DTH Flounders In Latin America As 5G Set To Boom

AT&T is struggling to find a buyer for its Latin American DTH business.
The seismic shift in paid video away from legacy broadcast towards online services has occurred first in developed nations spearheaded by the US, but recently similar trends have been gathering force in some developing markets as well.
This is being reinforced by the rise in mobile video consumption likely to be boosted further by the higher bit rates enabled by 5G, given that fixed line broadband coverage is often patchy and poor quality in emerging countries, especially in rural areas.
Evidence of this shift has come from AT&T’s ongoing failure to find a buyer for its DirecTV Latin American DTH business, which now trades as Vrio. This dates back to 2015 when AT&T completed its acquisition of DirecTV for $67.1 billion, or $49 billion after taking account of debts that had to be paid. This included DirecTV’s operations in the US, as well as those in a number of Latin American countries that have come under the Vrio brand.
At the time of the acquisition, DirecTV revenues were still growing, even in the US where it was the cable operators that were first to experience down turn starting from around 2010. The malaise later spread to DirecTV in the US while many of the Latin American operations were then dragged down by stagnation or recession in their own economies.
This has in turn compromised competitiveness of AT&T as a whole, leading CEO John Stankey to seek sales for poorly performing divisions, or those now considered peripheral to the core business focused around broadband, mobile and streaming. This included Vrio, whose subscriber base shrunk 21% year on year to 10.7 million in Q2 2020 from 13.5 million, with a corresponding 27% drop in revenue to $752 million, bringing in a loss of $79 million for the division across the first half of 2020.
Given such data, coupled with downturn even in its streaming businesses, buyers have not been rushing forward for DirecTV. Yet AT&T as a whole will hope that what it loses in DTH it will gain on the mobile front through its presence there in Latin America, as video consumption migrates in that direction. It will draw some solace here from recent forecasts, including the latest mobility report from Sweden’s Ericsson, one of the major global cellular infrastructure and technology companies.
As Ericsson has pointed out, 5G networks are set to go live this year in Argentina, Brazil, Chile, Colombia and Mexico despite investment cuts resulting from the Covid-19 pandemic. Ericsson has predicted that 5G will account for 13% of mobile subscriptions in Latin America by 2025, while 4G subscriptions will rise from 51% in 2019 to 68% by 2025, as 3G and 2G decline steeply. This combined total of 81% for 4G and 5G subscriptions services by 2025 is significant because even the former will enable good quality HD quality video services, if not ultra HD.

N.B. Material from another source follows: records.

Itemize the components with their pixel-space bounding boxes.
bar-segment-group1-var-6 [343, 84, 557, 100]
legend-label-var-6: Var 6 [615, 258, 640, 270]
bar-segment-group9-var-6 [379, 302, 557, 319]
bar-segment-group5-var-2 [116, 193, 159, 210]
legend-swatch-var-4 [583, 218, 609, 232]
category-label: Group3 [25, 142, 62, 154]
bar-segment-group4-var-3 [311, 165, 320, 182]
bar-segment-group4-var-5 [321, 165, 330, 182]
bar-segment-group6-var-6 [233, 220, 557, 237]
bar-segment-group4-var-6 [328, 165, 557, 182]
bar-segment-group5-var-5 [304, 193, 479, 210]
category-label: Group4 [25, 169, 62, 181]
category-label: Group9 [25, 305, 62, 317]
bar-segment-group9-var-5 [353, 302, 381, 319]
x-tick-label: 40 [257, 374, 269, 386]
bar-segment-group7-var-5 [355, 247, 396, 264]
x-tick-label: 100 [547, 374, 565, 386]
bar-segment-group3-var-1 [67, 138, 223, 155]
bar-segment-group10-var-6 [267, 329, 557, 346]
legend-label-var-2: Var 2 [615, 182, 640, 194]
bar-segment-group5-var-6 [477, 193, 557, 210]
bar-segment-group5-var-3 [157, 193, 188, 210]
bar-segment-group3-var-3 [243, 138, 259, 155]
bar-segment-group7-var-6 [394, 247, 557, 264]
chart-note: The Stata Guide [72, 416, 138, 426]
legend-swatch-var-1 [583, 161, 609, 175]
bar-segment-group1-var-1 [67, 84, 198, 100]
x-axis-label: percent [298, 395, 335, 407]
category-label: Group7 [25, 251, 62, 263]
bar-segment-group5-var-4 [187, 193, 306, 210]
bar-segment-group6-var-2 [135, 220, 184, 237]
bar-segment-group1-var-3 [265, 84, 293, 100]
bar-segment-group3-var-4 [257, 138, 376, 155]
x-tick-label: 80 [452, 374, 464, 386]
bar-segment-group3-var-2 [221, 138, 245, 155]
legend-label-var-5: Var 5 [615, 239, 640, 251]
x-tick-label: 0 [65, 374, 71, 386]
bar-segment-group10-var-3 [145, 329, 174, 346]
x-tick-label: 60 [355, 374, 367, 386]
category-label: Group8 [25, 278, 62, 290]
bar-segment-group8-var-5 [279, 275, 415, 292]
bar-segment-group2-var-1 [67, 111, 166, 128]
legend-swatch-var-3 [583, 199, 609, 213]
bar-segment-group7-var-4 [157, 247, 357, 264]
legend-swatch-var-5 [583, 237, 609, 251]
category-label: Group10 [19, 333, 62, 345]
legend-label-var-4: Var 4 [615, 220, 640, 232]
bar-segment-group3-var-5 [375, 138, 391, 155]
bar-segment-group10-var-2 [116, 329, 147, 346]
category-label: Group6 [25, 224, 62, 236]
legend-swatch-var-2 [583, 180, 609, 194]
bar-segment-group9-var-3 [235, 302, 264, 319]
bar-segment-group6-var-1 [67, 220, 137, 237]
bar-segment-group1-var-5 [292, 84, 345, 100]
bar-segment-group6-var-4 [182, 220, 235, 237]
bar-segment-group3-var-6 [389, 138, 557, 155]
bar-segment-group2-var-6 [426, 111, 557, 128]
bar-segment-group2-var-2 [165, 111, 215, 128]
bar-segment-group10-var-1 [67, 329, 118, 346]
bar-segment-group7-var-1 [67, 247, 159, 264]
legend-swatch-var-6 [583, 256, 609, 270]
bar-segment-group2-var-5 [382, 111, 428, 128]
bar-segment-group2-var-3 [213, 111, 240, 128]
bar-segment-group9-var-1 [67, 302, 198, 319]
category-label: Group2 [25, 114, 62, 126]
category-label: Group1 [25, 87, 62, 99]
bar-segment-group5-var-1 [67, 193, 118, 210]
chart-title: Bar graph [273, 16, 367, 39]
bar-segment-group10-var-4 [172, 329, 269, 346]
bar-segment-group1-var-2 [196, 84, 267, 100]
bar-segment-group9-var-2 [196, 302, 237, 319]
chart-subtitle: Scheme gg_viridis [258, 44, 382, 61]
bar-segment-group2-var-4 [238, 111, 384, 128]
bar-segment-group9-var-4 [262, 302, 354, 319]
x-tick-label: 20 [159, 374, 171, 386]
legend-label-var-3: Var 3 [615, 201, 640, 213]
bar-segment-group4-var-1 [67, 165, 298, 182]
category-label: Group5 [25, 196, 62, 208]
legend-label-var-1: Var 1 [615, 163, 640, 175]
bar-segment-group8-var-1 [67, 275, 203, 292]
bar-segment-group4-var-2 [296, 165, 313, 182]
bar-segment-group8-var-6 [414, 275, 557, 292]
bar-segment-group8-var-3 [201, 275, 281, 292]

Broader evidence that the gap between 5G deployment in developed and emerging markets will be far smaller in the case of 5G than it was for providing generations of cellular technology has come from a survey by ABI Research. This reflects acceptance by governments that broadband access of some form is critical for competitive success and that 5G will deliver levels of capacity, bit rate and latency that will meet a much wider variety of use cases than even 4G.
As a result, we find ABI Research predicting that the Compound Annual Growth Rate (CAGR) of 5G subscriptions in emerging markets will average 26% between 2020 and 2030, only 2% below the global average of 28% raised by greater investments in developed nations.

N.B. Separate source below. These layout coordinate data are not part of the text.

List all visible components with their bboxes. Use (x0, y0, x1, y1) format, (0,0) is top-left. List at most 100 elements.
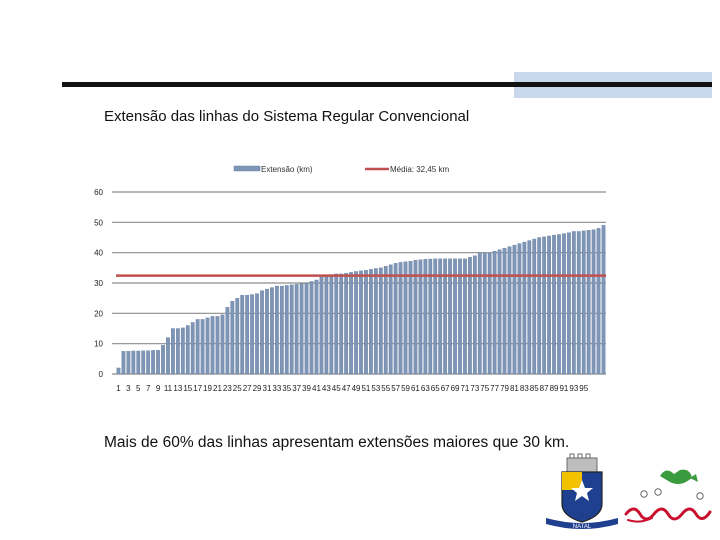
bar (517, 243, 522, 375)
bar (230, 301, 235, 375)
x-tick-label: 31 (263, 384, 272, 393)
bar (403, 261, 408, 375)
bar (547, 235, 551, 375)
logo-area: NATAL (546, 453, 712, 530)
x-tick-label: 77 (490, 384, 499, 393)
bar (225, 307, 230, 375)
bar (364, 270, 368, 375)
bar (175, 328, 180, 375)
bar-series (116, 225, 606, 375)
legend-label-media: Média: 32,45 km (390, 165, 449, 174)
x-tick-label: 29 (253, 384, 262, 393)
bar (388, 264, 393, 375)
x-tick-label: 27 (243, 384, 252, 393)
bar (329, 274, 334, 375)
x-tick-label: 7 (146, 384, 151, 393)
bar (463, 258, 467, 375)
x-tick-label: 39 (302, 384, 311, 393)
x-tick-label: 1 (116, 384, 121, 393)
bar (314, 279, 319, 375)
bar (279, 285, 284, 375)
bar (210, 316, 215, 375)
x-tick-label: 63 (421, 384, 430, 393)
x-tick-label: 21 (213, 384, 222, 393)
bar (408, 261, 413, 375)
x-tick-label: 87 (540, 384, 549, 393)
bar (512, 244, 517, 375)
bar (220, 314, 225, 375)
bar (532, 238, 537, 375)
bar (557, 234, 561, 375)
bar (274, 285, 279, 375)
bar (250, 294, 254, 375)
bar (136, 350, 141, 375)
bar (542, 236, 547, 375)
bar (235, 298, 240, 375)
x-tick-label: 69 (451, 384, 460, 393)
y-tick-label: 10 (94, 340, 103, 349)
bar (116, 367, 121, 375)
x-tick-label: 93 (569, 384, 578, 393)
x-tick-label: 89 (550, 384, 559, 393)
bar (502, 247, 507, 375)
bar (576, 231, 581, 375)
x-tick-label: 71 (460, 384, 469, 393)
bar (566, 232, 571, 375)
bar (284, 285, 289, 375)
bar (398, 262, 403, 375)
city-brand-logo (624, 469, 712, 523)
legend: Extensão (km) Média: 32,45 km (233, 165, 449, 174)
bar (151, 350, 156, 375)
y-axis-ticks: 0 10 20 30 40 50 60 (94, 188, 103, 379)
bar (265, 288, 269, 375)
bar (215, 316, 220, 375)
bar (200, 319, 205, 375)
x-tick-label: 75 (480, 384, 489, 393)
x-axis-ticks: 1 3 5 7 9 11 13 15 17 19 21 23 25 27 29 31 33 35 37 39 41 43 4… (116, 384, 588, 393)
bar (354, 271, 358, 375)
x-tick-label: 95 (579, 384, 588, 393)
x-tick-label: 61 (411, 384, 420, 393)
header-rule (62, 82, 712, 87)
bar (537, 237, 542, 375)
bar (121, 351, 126, 375)
bar (552, 234, 556, 375)
x-tick-label: 37 (292, 384, 301, 393)
bar (527, 240, 532, 375)
x-tick-label: 83 (520, 384, 529, 393)
bar (156, 350, 160, 375)
bar (190, 322, 195, 375)
x-tick-label: 55 (381, 384, 390, 393)
bar (339, 273, 344, 375)
x-tick-label: 53 (371, 384, 380, 393)
bar (468, 257, 472, 375)
x-tick-label: 11 (164, 384, 173, 393)
bar (146, 350, 151, 375)
x-tick-label: 35 (282, 384, 291, 393)
bar (522, 241, 527, 375)
bar (477, 252, 482, 375)
bar (601, 225, 606, 375)
x-tick-label: 65 (431, 384, 440, 393)
bar (344, 273, 349, 375)
bar (413, 260, 418, 375)
slide-caption: Mais de 60% das linhas apresentam extens… (104, 434, 570, 451)
y-tick-label: 30 (94, 279, 103, 288)
bar (294, 284, 299, 375)
bar (324, 275, 329, 375)
bar (428, 258, 433, 375)
bar (299, 283, 304, 375)
x-tick-label: 25 (233, 384, 242, 393)
bar (185, 325, 190, 375)
bar (131, 350, 136, 375)
x-tick-label: 51 (361, 384, 370, 393)
bar (349, 272, 353, 375)
bar (161, 345, 165, 375)
bar (373, 268, 378, 375)
x-tick-label: 41 (312, 384, 321, 393)
bar (359, 270, 363, 375)
bar (418, 259, 423, 375)
bar (507, 246, 512, 375)
x-tick-label: 73 (470, 384, 479, 393)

The covid-19 pandemic could even act as a catalyst, according to the company, by underlining the importance of a connected world. “These deployments can serve as a great complementary technology for key national initiatives, such as the Thailand 4.0 Smart City Initiative, India’s Smart City Mission, and the Vision of Indonesia 2045,” said Miguel Castaneda, Industry Analyst at ABI Research.
The firm takes India to exemplify these trends as the world’s second most populous nation with a fast developing economy, where as it happens DTH services are holding up better than in most of Latin America. With 65% of the 1.35 billion population living in rural areas, ABI Research forecasts India’s mobile data traffic, spread across 1.2 billion subscribers, will proliferate to 160.4 Exabytes by 2025. This would for the first time exceed the combined mobile data traffic of developed nations that year of 159.7 Exabytes, although such predictions do need taking with a good pinch of salt.